The World Bank vows to boost its funding for climate change initiatives, according to its statement released Thursday.

The biggest public finance provider in the world has previously attracted criticism for backing the construction of high-carbon infrastructure, mostly in the form of coal-fired power stations. This new move is deemed a “fundamental shift” in the global poverty alleviation program it pursues.

The World Bank said it will allot 28 percent of its own investments on climate change projects, with future spendings taking global warming into account.

Last year at COP21 in Paris, development banks like the World Bank – whose “ambitious” targets are laid out in a Climate Change Action Plan also revealed Thursday – were deemed instrumental in financing poor countries to help enable them to cut their carbon emissions as well as adapt to climate change effects.

“Following the Paris climate agreement, we must now take bold action to protect our planet for future generations,” says its president Jim Yong Kim, harping on the need to help nations transition to renewable sources of energy, produce green transport, and build livable, sustainable urban cities.

The World Bank will assist countries in implementing their national climate plans, he adds in the statement.

Speaking to journalists, John Roome, World Bank senior director for climate change, dubbed the move a “fundamental shift” for the organization. He also warned against the threat of climate change to push 100 million more individuals into poverty in the next 15 years.

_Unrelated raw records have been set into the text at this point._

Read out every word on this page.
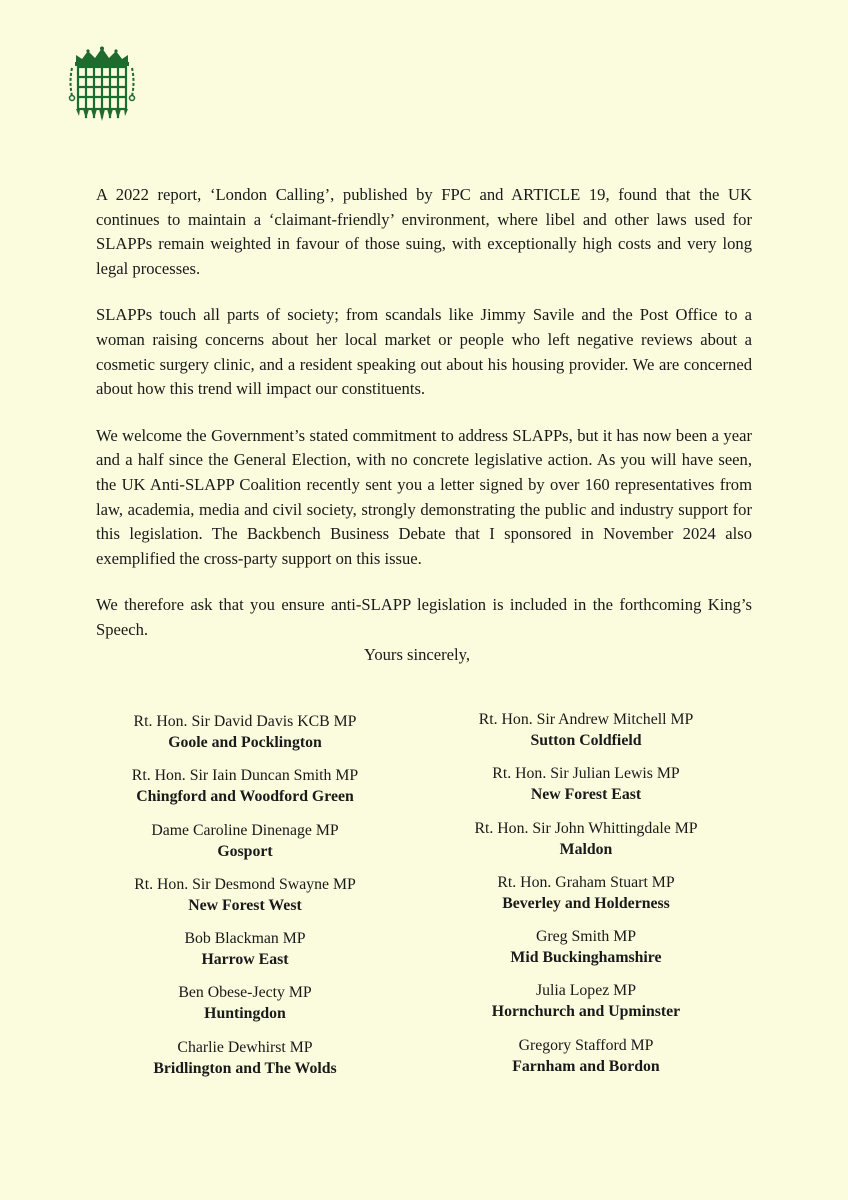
A 2022 report, ‘London Calling’, published by FPC and ARTICLE 19, found that the UK continues to maintain a ‘claimant-friendly’ environment, where libel and other laws used for SLAPPs remain weighted in favour of those suing, with exceptionally high costs and very long legal processes.

SLAPPs touch all parts of society; from scandals like Jimmy Savile and the Post Office to a woman raising concerns about her local market or people who left negative reviews about a cosmetic surgery clinic, and a resident speaking out about his housing provider. We are concerned about how this trend will impact our constituents.

We welcome the Government’s stated commitment to address SLAPPs, but it has now been a year and a half since the General Election, with no concrete legislative action. As you will have seen, the UK Anti-SLAPP Coalition recently sent you a letter signed by over 160 representatives from law, academia, media and civil society, strongly demonstrating the public and industry support for this legislation. The Backbench Business Debate that I sponsored in November 2024 also exemplified the cross-party support on this issue.

We therefore ask that you ensure anti-SLAPP legislation is included in the forthcoming King’s Speech.

Yours sincerely,
Rt. Hon. Sir David Davis KCB MP
Goole and Pocklington
Rt. Hon. Sir Iain Duncan Smith MP
Chingford and Woodford Green
Dame Caroline Dinenage MP
Gosport
Rt. Hon. Sir Desmond Swayne MP
New Forest West
Bob Blackman MP
Harrow East
Ben Obese-Jecty MP
Huntingdon
Charlie Dewhirst MP
Bridlington and The Wolds
Rt. Hon. Sir Andrew Mitchell MP
Sutton Coldfield
Rt. Hon. Sir Julian Lewis MP
New Forest East
Rt. Hon. Sir John Whittingdale MP
Maldon
Rt. Hon. Graham Stuart MP
Beverley and Holderness
Greg Smith MP
Mid Buckinghamshire
Julia Lopez MP
Hornchurch and Upminster
Gregory Stafford MP
Farnham and Bordon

The World Bank aims to reserve $25 billion in the next five years for commercial financing of clean energy, while its member International Finance Corporation (IFC) will raise its climate investments from $2.2 billion to $3.5 billion a year as well as leverage an added $13 billion annually in private financing by 2020.

The bank will help fund 30 gigawatts of renewable energy to power 150 million homes in developing nations, and provide early warning systems to 100 million individuals. It will also craft programs for climate-smart agricultural systems – which consume less energy and water while retaining soil fertility – for at least 40 nations.

Other measures include designing sustainable forest management for 50 nations and investing at least $1 billion for energy efficiency and resilient infrastructure building by 2020.

The pipeline of projects includes areas such as rooftop solar and increased solar distribution in Sub-Saharan Africa.

All candidate projects for funding will be evaluated for climate vulnerability, including in education, health, and other development segments.